Former Republican Rep. Mark Foley of Florida Tuesday had second thoughts about the propriety of his accusation that Sen. Max Baucus, a Montana Democrat, was inebriated while speaking on the Senate floor about health care on December 22. A video appears to show Baucus slurring his words, repeating sentences, and gesticulating widely in his address (click play below to watch).
Baucus has not commented publicly on the accusation, but his spokesman, Tyler Matsdorf, released a statement calling the accusation "beyond the pale," adding: "what is even more sad is that such a personal attack would be given any validity at all." (Matsdorf requested that his statement be published in its entirety, which it is at the bottom of this post.)
On Sunday night, Foley posted the Baucus video on his Facebook wall along with the comment: "breathalyser for members of congress." Five minutes later, Foley posted to his wall: "This is the senator that hired his staffer and then took her on trips...and divorced his wife....and they had me run out of town" But by 4 p.m. Tuesday, Foley seemed to have had a change of heart about whether he should be posting those comments about Senator Baucus' behavior. Foley posted on hisFacebook wall: "Yesterday's post about Senator Bacchus [sic] was inappropriate on my part. I have no right to make an observation about him or anyone else as it relates to their conduct or behavior. I was wrong. As I have stated over the past three years I have myself alone to blame...and I need not cast a stone in anyone's direction...I apologize to all who have every right to be offended by my comments." It is unclear whether or not Foley, who himself went to rehab for alcoholism, deliberately misspelled the senator's name, Baucus, as Bacchus, which was the Roman god of wine. Twelve minutes later, Foley added this comment to the post: "Having had a spiritual awakening as the result of these steps, we tried to carry this message to other addicts, and to practice these principles in all our affairs. I have never been one to attack others ... so I don't intend to make it a habit." Foley, a radio talk show host in Florida, resigned his seat in the wake of a scandal in which ABC News uncovered sexually explicitly e-mails and instant messages the congressman sent to former House pages. I know Foley from when he was a deputy whip when I was communications director for then Majority Whip Tom DeLay (R-Tex.).

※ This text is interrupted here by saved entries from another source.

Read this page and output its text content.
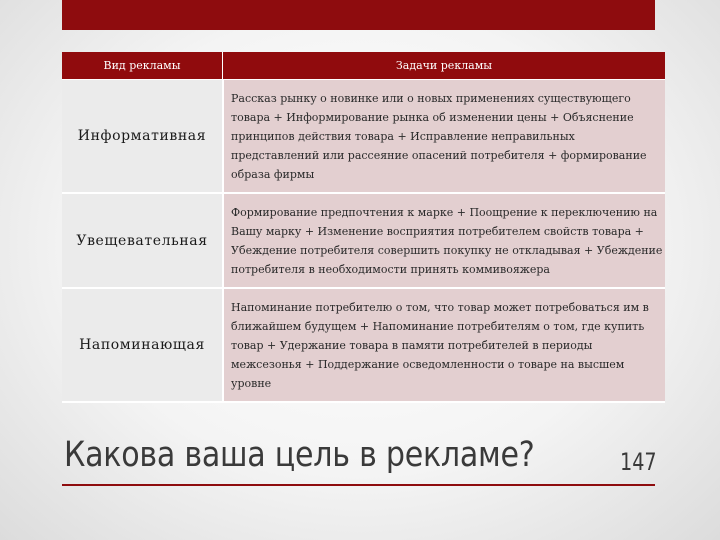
Вид рекламы	Задачи рекламы
Информативная	Рассказ рынку о новинке или о новых применениях существующего товара + Информирование рынка об изменении цены + Объяснение принципов действия товара + Исправление неправильных представлений или рассеяние опасений потребителя + формирование образа фирмы
Увещевательная	Формирование предпочтения к марке + Поощрение к переключению на Вашу марку + Изменение восприятия потребителем свойств товара + Убеждение потребителя совершить покупку не откладывая + Убеждение потребителя в необходимости принять коммивояжера
Напоминающая	Напоминание потребителю о том, что товар может потребоваться им в ближайшем будущем + Напоминание потребителям о том, где купить товар + Удержание товара в памяти потребителей в периоды межсезонья + Поддержание осведомленности о товаре на высшем уровне
Какова ваша цель в рекламе?	147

On Monday, I e-mailed Foley to ask if he thought Baucus has a drinking problem. Foley responded: "I am in no position to judge the senators [sic] drinking habits, but it is clearly not advisable to take to the Senate floor for a major debate on health policy if you have been consuming alcoholic beverages to the degree it impairs your speech..."
My e-mails to Foley Wednesday to ask him whether he was recanting his accusation altogether -- or whether he was simply apologizing for singling out Baucus -- went unanswered. Here is the full statement issued by Baucus spokesman Matsdorf in reaction to Foley's original accusations:
"When his friend of 30 years Ted Kennedy, with whom he had fought so hard to provide health care to children, was being used as a cheap foil to oppose health care reform, Senator Baucus gave a passionate defense. Unfortunately, those who want to kill any meaningful reform, turned it into an unfounded, untrue personal smear internet rumor. This is beyond the pale and this type of gutter politics has no place in the public sphere. It is this type of slander that makes Montanans, and Americans, disgusted with the politics as usual in Washington. And what is even more sad is that such a personal attack would be given any validity at all, let alone being elevated to the status of "news".